Taylor Weyeneth, a former campaign staffer who was appointed deputy chief of staff at the ONDCP, had been running the office in an acting capacity. But Weyeneth resigned late last month after his inexperience and young age became a lightning rod for critics.

Trump also has been criticized for wanting to cut the ONDCP's budget, possibly by as much as 95%.
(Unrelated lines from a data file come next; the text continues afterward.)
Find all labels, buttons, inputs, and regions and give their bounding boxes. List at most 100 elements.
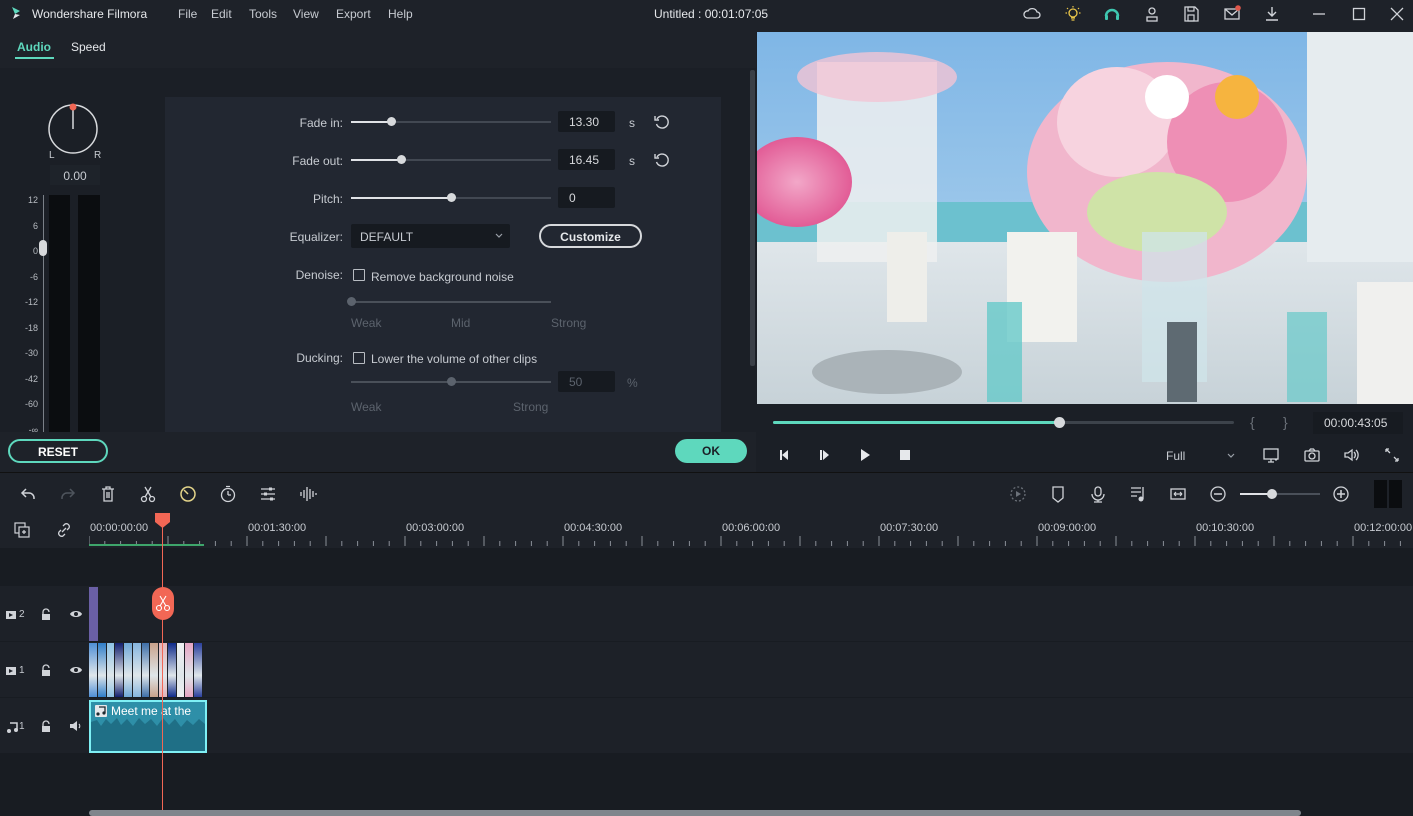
fullscreen-icon[interactable] [1383,446,1401,464]
menu-edit[interactable]: Edit [211,7,232,21]
close-icon[interactable] [1388,5,1406,23]
audio-waveform [91,718,205,751]
save-icon[interactable] [1182,5,1200,23]
lightbulb-icon[interactable] [1064,5,1082,23]
add-track-icon[interactable] [13,521,31,539]
panel-scrollbar[interactable] [750,70,755,366]
speed-icon[interactable] [179,485,197,503]
headset-support-icon[interactable] [1103,5,1121,23]
redo-icon[interactable] [59,485,77,503]
link-icon[interactable] [55,521,73,539]
ducking-slider-handle[interactable] [446,377,456,386]
lock-icon[interactable] [40,664,52,677]
zoom-in-icon[interactable] [1332,485,1350,503]
eye-icon[interactable] [69,609,83,619]
playhead-handle[interactable] [155,513,170,528]
fade-out-unit: s [629,154,635,168]
pan-right-label: R [94,150,102,161]
display-settings-icon[interactable] [1262,446,1280,464]
audio-clip[interactable]: Meet me at the [89,700,207,753]
eye-icon[interactable] [69,665,83,675]
fit-timeline-icon[interactable] [1169,485,1187,503]
fade-in-reset-icon[interactable] [654,114,670,130]
ruler-label: 00:04:30:00 [564,522,623,534]
denoise-slider-handle[interactable] [346,297,356,306]
delete-icon[interactable] [99,485,117,503]
undo-icon[interactable] [19,485,37,503]
ruler-label: 00:01:30:00 [248,522,307,534]
customize-button[interactable]: Customize [539,224,642,248]
fade-in-input[interactable]: 13.30 [558,111,615,132]
menu-view[interactable]: View [293,7,319,21]
denoise-slider[interactable] [351,301,551,303]
maximize-icon[interactable] [1350,5,1368,23]
pitch-input[interactable]: 0 [558,187,615,208]
track-number: 2 [19,609,25,620]
account-icon[interactable] [1143,5,1161,23]
fade-out-slider-fill [351,159,401,161]
snapshot-icon[interactable] [1303,446,1321,464]
video-clip-track1[interactable] [89,643,203,697]
play-icon[interactable] [857,447,873,463]
adjust-icon[interactable] [259,485,277,503]
meter-tick-label: -18 [24,322,38,333]
tab-speed[interactable]: Speed [71,40,106,54]
fade-out-input[interactable]: 16.45 [558,149,615,170]
preview-progress-handle[interactable] [1053,417,1065,428]
prev-frame-icon[interactable] [777,447,793,463]
denoise-scale-strong: Strong [551,316,587,330]
audio-wave-icon[interactable] [299,485,317,503]
denoise-checkbox[interactable] [353,269,365,281]
zoom-out-icon[interactable] [1209,485,1227,503]
filmora-logo-icon [12,7,20,19]
video-clip-track2[interactable] [89,587,98,641]
timeline-horizontal-scrollbar[interactable] [89,810,1301,816]
split-scissors-button[interactable] [152,587,174,620]
marker-icon[interactable] [1049,485,1067,503]
ruler-label: 00:10:30:00 [1196,522,1255,534]
mail-icon[interactable] [1223,5,1241,23]
tab-audio[interactable]: Audio [17,40,51,54]
render-preview-icon[interactable] [1009,485,1027,503]
ducking-unit: % [627,376,638,390]
next-frame-icon[interactable] [817,447,833,463]
equalizer-dropdown[interactable]: DEFAULT [351,224,510,248]
stop-icon[interactable] [897,447,913,463]
download-icon[interactable] [1263,5,1281,23]
video-preview[interactable] [757,32,1413,404]
clip-thumbnail [89,643,97,697]
cloud-icon[interactable] [1023,5,1041,23]
volume-icon[interactable] [1343,446,1361,464]
menu-help[interactable]: Help [388,7,413,21]
quality-dropdown[interactable]: Full [1157,443,1239,467]
reset-button[interactable]: RESET [8,439,108,463]
track-video-2 [0,586,1413,641]
clip-thumbnail [132,643,141,697]
fade-in-unit: s [629,116,635,130]
fade-in-slider-handle[interactable] [386,117,396,126]
timeline-ruler[interactable]: 00:00:00:00 00:01:30:00 00:03:00:00 00:04:3… [0,514,1413,548]
ducking-checkbox[interactable] [353,352,365,364]
cut-icon[interactable] [139,485,157,503]
menu-file[interactable]: File [178,7,197,21]
pitch-slider-handle[interactable] [446,193,456,202]
duration-icon[interactable] [219,485,237,503]
fade-out-slider-handle[interactable] [396,155,406,164]
lock-icon[interactable] [40,720,52,733]
voiceover-icon[interactable] [1089,485,1107,503]
timeline-zoom-handle[interactable] [1267,489,1277,499]
ducking-input[interactable]: 50 [558,371,615,392]
audio-mixer-icon[interactable] [1129,485,1147,503]
volume-slider-handle[interactable] [39,240,47,256]
mark-out-button[interactable]: } [1283,414,1288,430]
speaker-icon[interactable] [69,720,83,732]
volume-meter: 12 6 0 -6 -12 -18 -30 -42 -60 -∞ [0,195,110,435]
fade-out-reset-icon[interactable] [654,152,670,168]
ok-button[interactable]: OK [675,439,747,463]
panel-footer [0,432,756,472]
lock-icon[interactable] [40,608,52,621]
menu-export[interactable]: Export [336,7,371,21]
menu-tools[interactable]: Tools [249,7,277,21]
mark-in-button[interactable]: { [1250,414,1255,430]
minimize-icon[interactable] [1310,5,1328,23]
Even with Carroll's appointment, Kellyanne Conway, a senior adviser to Trump, appears to still be in charge of the White House's efforts to address the opioid epidemic, despite her lack of experience and background in drug policy.

During a Feb. 11 appearance on CNN's "State of the Union," Conway said Trump plans to use the $6 billion in opioid crisis funds Congress authorized last week on treatment and recovery, interdiction and law enforcement and education and prevention, "because we need to tackle all three at once."

It is not yet clear how much of those funds will be directed to the National Institutes of Health, or NIH, which has been waiting for financial support since May 2017 to get a public-private partnership off the ground aimed at accelerating the development of nonaddictive alternatives to opioids and better overdose-reversal agents.

Sens. Lamar Alexander, R-Tenn., Patty Murray, D-Wash., Todd Young, R-Ind., and Maggie Hassan, D-N.H., introduced legislation last week aimed at giving the NIH more flexibility to conduct research to address the opioid epidemic.

Alexander said the Senate Health, Education, Labor and Pensions Committee, which he leads, plans to consider the bill before the end of March.